Con el corazón en el domingo

En aquel tiempo, se acercó a Jesús un grupo de fariseos con algunos escribas de Jerusalén, y vieron que algunos discípulos comían con manos impuras, es decir, sin lavarse las manos. (Los fariseos, como los demás judíos, no comen sin lavarse antes las manos restregando bien, aferrándose a la tradición de sus mayores, y, al volver de la plaza, no comen sin lavarse antes, y se aferran a otras muchas tradiciones, de lavar vasos, jarras y ollas.)
Según eso, los fariseos y los escribas preguntaron a Jesús: «¿Por qué comen tus discípulos con manos impuras y no siguen la tradición de los mayores?»
Él les contestó: «Bien profetizó Isaías de vosotros, hipócritas, como está escrito: "Este pueblo me honra con los labios, pero su corazón está lejos de mí. El culto que me dan está vacío, porque la doctrina que enseñan son preceptos humanos." Dejáis a un lado el mandamiento de Dios para aferraros a la tradición de los hombres.»
Entonces llamó de nuevo a la gente y les dijo: «Escuchad y entended todos: Nada que entre de fuera puede hacer al hombre impuro; lo que sale de dentro es lo que hace impuro al hombre. Porque de dentro, del corazón del hombre, salen los malos propósitos, las fornicaciones, robos, homicidios, adulterios, codicias, injusticias, fraudes, desenfreno, envidia, difamación, orgullo, frivolidad. Todas esas maldades salen de dentro y hacen al hombre impuro.»

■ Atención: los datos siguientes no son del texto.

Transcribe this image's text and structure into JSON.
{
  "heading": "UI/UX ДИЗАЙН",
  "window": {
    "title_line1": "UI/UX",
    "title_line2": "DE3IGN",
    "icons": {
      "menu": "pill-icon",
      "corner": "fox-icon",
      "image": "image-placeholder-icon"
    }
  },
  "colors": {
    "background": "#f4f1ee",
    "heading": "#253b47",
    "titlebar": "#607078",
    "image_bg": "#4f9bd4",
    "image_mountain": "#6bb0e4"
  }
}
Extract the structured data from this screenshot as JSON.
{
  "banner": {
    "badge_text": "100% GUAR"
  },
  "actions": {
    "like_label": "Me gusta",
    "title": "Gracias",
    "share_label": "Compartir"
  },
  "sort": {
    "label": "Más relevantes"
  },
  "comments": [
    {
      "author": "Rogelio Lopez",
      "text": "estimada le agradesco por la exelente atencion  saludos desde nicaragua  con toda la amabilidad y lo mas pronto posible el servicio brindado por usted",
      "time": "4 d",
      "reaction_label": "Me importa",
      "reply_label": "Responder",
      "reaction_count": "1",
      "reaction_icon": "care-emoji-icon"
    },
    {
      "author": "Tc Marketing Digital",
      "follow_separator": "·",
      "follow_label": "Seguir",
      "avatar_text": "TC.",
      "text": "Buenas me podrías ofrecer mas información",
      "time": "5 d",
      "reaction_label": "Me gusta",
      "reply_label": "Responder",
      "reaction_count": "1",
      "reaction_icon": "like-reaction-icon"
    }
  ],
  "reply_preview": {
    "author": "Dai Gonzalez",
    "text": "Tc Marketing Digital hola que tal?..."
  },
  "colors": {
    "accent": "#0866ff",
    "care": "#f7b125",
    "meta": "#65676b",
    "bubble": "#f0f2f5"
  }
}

Los cristianos tenemos conciencia de que nuestra fe conlleva ciertas obligaciones y de que “tenemos que cumplir con ellas”. A veces, algunos ven en esto una actitud farisaica que se queda en el mero cumplimiento externo, y reaccionan diciendo, por ejemplo, que “lo importante no es ir a misa sino ser buena persona y ayudar a los demás”. Aunque podemos entender estas reacciones, tenemos que tener cuidado con su unilateralidad. 

En primer lugar, porque ir a misa y actuar con bondad no son cosas incompatibles: no sólo porque, cosa obvia, se puede “ir a misa y ser buena persona”, sino porque participamos de la Eucaristía precisamente para, en unión con Cristo, hacernos mejores personas. Y, en segundo lugar, porque en esta crítica se cae en el fondo en lo mismo que se critica: se reduce el “ir a misa” (u otras prácticas cristianas) a una mera formalidad externa, descuidando su verdadero sentido. Para actuar de acuerdo al espíritu cristiano hay que estar en comunión con Cristo; y esa comunión se realiza de manera privilegiada en el memorial de su Pasión que él mismo nos mandó realizar; es posible vivir como Cristo vivió si escuchamos su Palabra y comemos el pan y el vino que son su cuerpo y su sangre.

Es decir, si “ir a misa” se reduce a una formalidad que “cumplimos”, sin dejar que su significado penetre en nosotros, que nos hace sentirnos justificados y que, además, nos lleva a juzgar y condenar a los demás, a los que no cumplen, entonces sí, entonces estamos reduciendo el gran don de la Eucaristía a una “tradición de nuestros mayores”. Pero si, por el contrario, a pesar del aburrimiento o la pereza que a veces nos embarga, tratamos de hacer de la Eucaristía un encuentro vivo con la Palabra y la persona de Cristo, entonces estaremos purificando nuestro interior de las maldades que hacen impuro al hombre, y abriendo nuestro corazón a las buenas obras del amor en las que consiste la religión pura e intachable.